N° RG 22/07307 – N° Portalis DBVB-V-B7G-BJN43

[M] [V] [H]

[D] [P] [H]

S.C.I. SCI GABRIELLE

C/

S.A. ORANGE

SCP DUREUIL GUETCHIDJIAN

Me Vanessa AVERSANO

Décision déférée à la Cour :

Ordonnance du Juge de la mise en état d’Aix-en-Provence en date du 28 Avril 2022 enregistré au répertoire général sous le n° 21/01438.

APPELANTS

Monsieur [M] [V] [H]

demeurant [Adresse 4]

représenté par Me Delphine GUETCHIDJIAN de la SCP DUREUIL GUETCHIDJIAN, avocat au barreau d’AIX-EN-PROVENCE substituée par Me Laura QUILLIEN, avocat au barreau d’AIX-EN-PROVENCE, plaidant

Madame [D] [P] [H]

demeurant [Adresse 3]

représentée par Me Delphine GUETCHIDJIAN de la SCP DUREUIL GUETCHIDJIAN, avocat au barreau d’AIX-EN-PROVENCE substituée par Me Laura QUILLIEN, avocat au barreau d’AIX-EN-PROVENCE, plaidant

S.C.I. SCI GABRIELLE, dont le siège social est [Adresse 3]
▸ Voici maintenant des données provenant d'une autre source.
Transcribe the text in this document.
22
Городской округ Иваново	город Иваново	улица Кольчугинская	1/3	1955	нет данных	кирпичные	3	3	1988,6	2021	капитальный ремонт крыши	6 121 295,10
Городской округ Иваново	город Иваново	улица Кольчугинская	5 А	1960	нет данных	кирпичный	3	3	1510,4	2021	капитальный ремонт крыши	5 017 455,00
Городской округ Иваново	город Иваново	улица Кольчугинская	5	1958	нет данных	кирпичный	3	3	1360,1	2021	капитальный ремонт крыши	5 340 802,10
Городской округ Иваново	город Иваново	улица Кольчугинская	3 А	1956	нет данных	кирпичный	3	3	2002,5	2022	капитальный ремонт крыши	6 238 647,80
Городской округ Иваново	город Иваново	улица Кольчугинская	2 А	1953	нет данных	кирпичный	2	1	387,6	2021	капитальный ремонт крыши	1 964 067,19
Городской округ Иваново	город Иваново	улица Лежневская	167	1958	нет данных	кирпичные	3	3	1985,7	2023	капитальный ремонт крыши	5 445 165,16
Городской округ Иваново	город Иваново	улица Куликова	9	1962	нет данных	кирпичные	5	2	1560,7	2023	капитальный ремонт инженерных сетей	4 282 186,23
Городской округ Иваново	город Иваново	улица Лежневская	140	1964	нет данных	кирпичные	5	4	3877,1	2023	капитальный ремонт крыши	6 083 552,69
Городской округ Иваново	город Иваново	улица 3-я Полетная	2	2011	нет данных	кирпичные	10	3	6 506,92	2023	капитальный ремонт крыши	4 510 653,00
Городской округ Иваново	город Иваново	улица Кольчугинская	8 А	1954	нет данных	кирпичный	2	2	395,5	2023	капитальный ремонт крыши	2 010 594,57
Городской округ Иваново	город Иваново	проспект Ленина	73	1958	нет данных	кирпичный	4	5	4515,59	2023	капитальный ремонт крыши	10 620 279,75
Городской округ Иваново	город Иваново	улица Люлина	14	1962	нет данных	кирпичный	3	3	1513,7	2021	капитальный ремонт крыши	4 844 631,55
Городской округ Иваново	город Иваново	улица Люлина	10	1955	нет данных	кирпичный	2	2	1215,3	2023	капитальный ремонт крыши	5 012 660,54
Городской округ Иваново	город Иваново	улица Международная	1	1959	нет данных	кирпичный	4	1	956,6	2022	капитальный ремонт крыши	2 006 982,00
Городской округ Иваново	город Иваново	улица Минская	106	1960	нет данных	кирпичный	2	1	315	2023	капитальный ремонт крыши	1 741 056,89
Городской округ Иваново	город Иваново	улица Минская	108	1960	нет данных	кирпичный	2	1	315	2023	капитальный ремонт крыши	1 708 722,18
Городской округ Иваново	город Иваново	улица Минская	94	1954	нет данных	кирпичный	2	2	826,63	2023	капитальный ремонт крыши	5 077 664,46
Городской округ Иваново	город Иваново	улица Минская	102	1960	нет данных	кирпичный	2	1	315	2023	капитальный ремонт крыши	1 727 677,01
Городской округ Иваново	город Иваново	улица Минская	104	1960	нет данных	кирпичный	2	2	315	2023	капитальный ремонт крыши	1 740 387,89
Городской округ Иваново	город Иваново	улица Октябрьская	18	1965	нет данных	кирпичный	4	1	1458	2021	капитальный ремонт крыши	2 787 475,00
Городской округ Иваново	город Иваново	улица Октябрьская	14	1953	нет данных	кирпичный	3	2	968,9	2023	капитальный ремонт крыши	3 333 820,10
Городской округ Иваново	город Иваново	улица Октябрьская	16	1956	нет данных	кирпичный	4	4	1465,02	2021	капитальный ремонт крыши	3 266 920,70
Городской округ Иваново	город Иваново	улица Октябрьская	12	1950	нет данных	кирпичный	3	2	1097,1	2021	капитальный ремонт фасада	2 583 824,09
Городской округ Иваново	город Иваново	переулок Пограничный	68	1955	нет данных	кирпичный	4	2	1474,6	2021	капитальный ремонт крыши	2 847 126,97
représentée par Me Delphine GUETCHIDJIAN de la SCP DUREUIL GUETCHIDJIAN, avocat au barreau d’AIX-EN-PROVENCE substituée par Me Laura QUILLIEN, avocat au barreau d’AIX-EN-PROVENCE, plaidant

INTIMEE

S.A. ORANGE, dont le siège social est [Adresse 2], agissant poursuites et diligences de son représentant légal en exercice

représentée par Me Vanessa AVERSANO, avocat au barreau de MARSEILLE

COMPOSITION DE LA COUR

En application des dispositions des articles 804, 805 et 907 du code de procédure civile, l’affaire a été débattue le 09 Janvier 2023, en audience publique, les avocats ne s’y étant pas opposés, devant Madame Laetitia VIGNON, Conseiller, chargé du rapport, qui a fait un rapport oral à l’audience, avant les plaidoiries.

Ce magistrat a rendu compte des plaidoiries dans le délibéré de la Cour, composée de :

Madame Laetitia VIGNON, Conseiller, faisant fonction de Président de chambre,

Madame Patricia HOARAU, Conseiller

Monsieur Olivier ABRAM,Vice Président placé

Greffier lors des débats : Madame Danielle PANDOLFI.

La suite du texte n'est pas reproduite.